Sulong, and Thanks For All the Bugs: Finding Errors in C Programs by Abstracting from the Native Execution Model

Sulong, and Thanks For All the Bugs: Finding Errors in C Programs by Abstracting from the Native Execution Model

Manuel Rigger, Roland Schatz, Rene Mayrhofer, Matthias Grimmer, Hanspeter Moessenboeck

30 October 2017

In C, memory errors such as buffer overflows are among the most dangerous software errors; as we show, they are still on the rise. Current dynamic bug finding tools that try to detect such errors are based on the low-level execution model of the machine. They insert additional checks in an ad-hoc fashion, which makes them prone to forgotten checks for corner-cases. To address this issue, we devised a novel approach to find bugs during the execution of a program.

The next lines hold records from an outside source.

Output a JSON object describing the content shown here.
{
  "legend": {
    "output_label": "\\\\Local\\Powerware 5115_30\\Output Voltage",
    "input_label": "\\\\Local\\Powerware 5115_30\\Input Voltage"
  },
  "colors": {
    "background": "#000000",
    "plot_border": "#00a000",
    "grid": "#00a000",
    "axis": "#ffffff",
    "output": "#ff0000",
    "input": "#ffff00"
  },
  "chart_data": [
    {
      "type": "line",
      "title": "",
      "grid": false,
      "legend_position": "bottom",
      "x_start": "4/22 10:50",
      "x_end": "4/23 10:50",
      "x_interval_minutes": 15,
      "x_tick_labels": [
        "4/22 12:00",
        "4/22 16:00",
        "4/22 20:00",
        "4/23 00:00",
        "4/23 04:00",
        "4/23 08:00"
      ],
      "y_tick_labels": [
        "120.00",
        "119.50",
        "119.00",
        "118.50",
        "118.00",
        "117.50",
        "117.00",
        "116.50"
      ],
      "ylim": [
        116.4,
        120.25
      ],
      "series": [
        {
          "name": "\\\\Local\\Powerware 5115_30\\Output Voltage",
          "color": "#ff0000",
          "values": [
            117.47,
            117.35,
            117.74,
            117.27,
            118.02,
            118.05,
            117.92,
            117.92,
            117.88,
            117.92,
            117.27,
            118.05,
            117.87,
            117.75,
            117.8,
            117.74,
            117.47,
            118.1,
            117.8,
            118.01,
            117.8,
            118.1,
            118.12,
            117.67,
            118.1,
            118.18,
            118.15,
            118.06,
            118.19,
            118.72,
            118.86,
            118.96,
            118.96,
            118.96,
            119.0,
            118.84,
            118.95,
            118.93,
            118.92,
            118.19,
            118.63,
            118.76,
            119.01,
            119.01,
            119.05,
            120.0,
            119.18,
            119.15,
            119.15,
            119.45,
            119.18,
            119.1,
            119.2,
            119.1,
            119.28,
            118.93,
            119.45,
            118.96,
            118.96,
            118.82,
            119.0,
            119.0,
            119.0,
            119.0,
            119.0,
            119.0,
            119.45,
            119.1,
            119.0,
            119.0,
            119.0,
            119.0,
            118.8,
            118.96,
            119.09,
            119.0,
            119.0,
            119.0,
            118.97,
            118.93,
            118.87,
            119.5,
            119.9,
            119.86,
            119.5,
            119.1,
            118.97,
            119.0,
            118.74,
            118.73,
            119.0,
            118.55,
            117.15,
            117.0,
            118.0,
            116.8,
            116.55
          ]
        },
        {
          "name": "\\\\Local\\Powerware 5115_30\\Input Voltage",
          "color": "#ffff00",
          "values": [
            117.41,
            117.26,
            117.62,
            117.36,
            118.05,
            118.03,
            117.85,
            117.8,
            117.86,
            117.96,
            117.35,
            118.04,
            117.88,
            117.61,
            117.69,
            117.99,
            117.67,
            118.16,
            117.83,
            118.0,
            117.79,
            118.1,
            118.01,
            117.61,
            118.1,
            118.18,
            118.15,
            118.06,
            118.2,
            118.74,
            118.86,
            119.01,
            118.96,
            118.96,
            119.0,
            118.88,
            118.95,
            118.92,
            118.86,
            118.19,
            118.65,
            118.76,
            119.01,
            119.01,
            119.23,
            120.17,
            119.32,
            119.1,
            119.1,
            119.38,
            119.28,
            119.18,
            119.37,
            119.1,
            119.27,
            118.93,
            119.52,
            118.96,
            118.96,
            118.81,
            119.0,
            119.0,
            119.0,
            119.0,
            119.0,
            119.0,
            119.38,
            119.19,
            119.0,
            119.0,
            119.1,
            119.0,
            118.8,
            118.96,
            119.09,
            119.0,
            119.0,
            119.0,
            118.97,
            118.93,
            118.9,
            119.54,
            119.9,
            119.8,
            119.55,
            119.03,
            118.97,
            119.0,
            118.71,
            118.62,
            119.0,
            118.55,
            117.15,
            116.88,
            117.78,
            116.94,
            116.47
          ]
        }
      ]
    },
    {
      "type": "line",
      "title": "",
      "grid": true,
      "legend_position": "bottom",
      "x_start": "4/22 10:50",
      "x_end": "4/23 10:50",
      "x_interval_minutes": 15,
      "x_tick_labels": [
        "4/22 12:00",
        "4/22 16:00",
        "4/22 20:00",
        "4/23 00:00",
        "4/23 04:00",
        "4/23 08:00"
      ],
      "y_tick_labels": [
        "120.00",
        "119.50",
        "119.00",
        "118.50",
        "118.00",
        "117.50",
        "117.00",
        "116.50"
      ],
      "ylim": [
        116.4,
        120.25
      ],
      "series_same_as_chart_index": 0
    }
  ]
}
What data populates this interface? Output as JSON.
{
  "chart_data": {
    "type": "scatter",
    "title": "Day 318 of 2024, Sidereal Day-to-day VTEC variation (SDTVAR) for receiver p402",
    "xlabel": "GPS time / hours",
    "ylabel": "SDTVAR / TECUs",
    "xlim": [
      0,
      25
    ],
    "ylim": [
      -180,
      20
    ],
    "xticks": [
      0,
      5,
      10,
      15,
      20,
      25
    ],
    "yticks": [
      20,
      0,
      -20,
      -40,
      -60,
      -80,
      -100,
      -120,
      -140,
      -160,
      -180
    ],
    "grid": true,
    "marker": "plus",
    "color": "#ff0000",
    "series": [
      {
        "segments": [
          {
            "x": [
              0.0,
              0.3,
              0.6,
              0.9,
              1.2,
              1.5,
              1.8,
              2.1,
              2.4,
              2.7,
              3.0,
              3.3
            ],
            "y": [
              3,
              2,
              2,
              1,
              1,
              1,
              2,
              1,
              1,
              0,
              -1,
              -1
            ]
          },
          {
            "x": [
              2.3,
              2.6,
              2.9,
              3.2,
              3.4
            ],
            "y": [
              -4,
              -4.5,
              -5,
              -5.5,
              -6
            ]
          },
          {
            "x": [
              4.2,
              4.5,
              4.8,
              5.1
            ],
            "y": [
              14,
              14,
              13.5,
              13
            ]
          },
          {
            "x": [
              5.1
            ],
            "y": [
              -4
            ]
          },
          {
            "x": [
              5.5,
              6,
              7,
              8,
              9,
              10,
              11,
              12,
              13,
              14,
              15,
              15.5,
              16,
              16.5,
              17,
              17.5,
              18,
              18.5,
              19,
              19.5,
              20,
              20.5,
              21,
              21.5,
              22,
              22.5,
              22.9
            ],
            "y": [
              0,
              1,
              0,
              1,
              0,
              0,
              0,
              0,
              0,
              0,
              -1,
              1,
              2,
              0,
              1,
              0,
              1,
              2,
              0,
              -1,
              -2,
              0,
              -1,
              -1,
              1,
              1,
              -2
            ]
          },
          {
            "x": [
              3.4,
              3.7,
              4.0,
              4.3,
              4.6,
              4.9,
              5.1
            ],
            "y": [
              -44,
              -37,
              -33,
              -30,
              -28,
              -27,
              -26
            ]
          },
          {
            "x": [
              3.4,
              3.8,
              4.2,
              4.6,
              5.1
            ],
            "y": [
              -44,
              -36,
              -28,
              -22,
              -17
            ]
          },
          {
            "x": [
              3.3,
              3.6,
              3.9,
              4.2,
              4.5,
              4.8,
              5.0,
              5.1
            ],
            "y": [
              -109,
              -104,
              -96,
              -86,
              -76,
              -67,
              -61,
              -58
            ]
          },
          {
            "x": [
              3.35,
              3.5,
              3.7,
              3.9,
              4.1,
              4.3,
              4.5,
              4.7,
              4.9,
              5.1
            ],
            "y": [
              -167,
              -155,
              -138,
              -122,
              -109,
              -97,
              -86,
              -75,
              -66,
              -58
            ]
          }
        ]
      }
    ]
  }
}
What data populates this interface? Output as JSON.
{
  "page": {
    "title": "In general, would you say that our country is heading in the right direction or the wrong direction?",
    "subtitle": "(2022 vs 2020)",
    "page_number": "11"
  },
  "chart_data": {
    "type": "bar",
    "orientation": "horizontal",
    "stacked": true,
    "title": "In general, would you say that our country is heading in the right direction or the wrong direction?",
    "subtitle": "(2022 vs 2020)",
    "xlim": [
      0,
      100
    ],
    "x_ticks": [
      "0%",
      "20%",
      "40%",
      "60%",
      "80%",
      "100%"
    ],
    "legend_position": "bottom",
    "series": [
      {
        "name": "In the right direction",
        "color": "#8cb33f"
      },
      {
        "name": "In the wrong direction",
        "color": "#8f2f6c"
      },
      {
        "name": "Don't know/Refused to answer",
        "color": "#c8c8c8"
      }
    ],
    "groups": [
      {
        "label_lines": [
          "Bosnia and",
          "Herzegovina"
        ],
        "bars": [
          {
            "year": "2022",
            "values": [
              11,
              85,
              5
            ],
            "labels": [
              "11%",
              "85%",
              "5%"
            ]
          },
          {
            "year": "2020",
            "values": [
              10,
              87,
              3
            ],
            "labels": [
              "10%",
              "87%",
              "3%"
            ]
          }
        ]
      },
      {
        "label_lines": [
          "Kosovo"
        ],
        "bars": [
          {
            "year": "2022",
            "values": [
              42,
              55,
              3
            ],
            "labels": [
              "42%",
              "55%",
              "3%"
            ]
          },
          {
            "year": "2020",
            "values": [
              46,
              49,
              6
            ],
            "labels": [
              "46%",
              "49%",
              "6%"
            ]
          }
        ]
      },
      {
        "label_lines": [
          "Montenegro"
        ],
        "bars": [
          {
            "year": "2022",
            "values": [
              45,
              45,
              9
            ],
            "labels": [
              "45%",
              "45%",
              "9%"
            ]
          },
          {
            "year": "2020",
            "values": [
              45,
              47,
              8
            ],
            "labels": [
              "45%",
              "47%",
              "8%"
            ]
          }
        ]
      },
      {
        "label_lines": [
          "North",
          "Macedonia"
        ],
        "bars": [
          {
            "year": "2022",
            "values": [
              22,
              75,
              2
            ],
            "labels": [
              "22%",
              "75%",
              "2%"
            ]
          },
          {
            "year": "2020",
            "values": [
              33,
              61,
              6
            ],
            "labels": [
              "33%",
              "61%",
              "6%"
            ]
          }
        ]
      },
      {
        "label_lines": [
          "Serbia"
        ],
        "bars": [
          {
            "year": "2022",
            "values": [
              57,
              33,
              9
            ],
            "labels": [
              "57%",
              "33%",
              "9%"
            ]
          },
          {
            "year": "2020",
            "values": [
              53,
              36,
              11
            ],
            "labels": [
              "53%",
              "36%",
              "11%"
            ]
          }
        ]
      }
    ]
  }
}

At the core of this approach lies an interpreter that is written in a high-level language that performs automatic checks (such as bounds checks, NULL checks, and type checks). By mapping C data structures to data structures of the high-level language, accesses are automatically checked and bugs are found. We implemented this approach and show that our tool (called Safe Sulong) can find bugs that have been overlooked by state-of-the-art tools, such as out-of-bounds accesses to the main function arguments. Additionally, we demonstrate that the overheads are low enough to make our tool practical, both during development and in production for safety-critical software projects.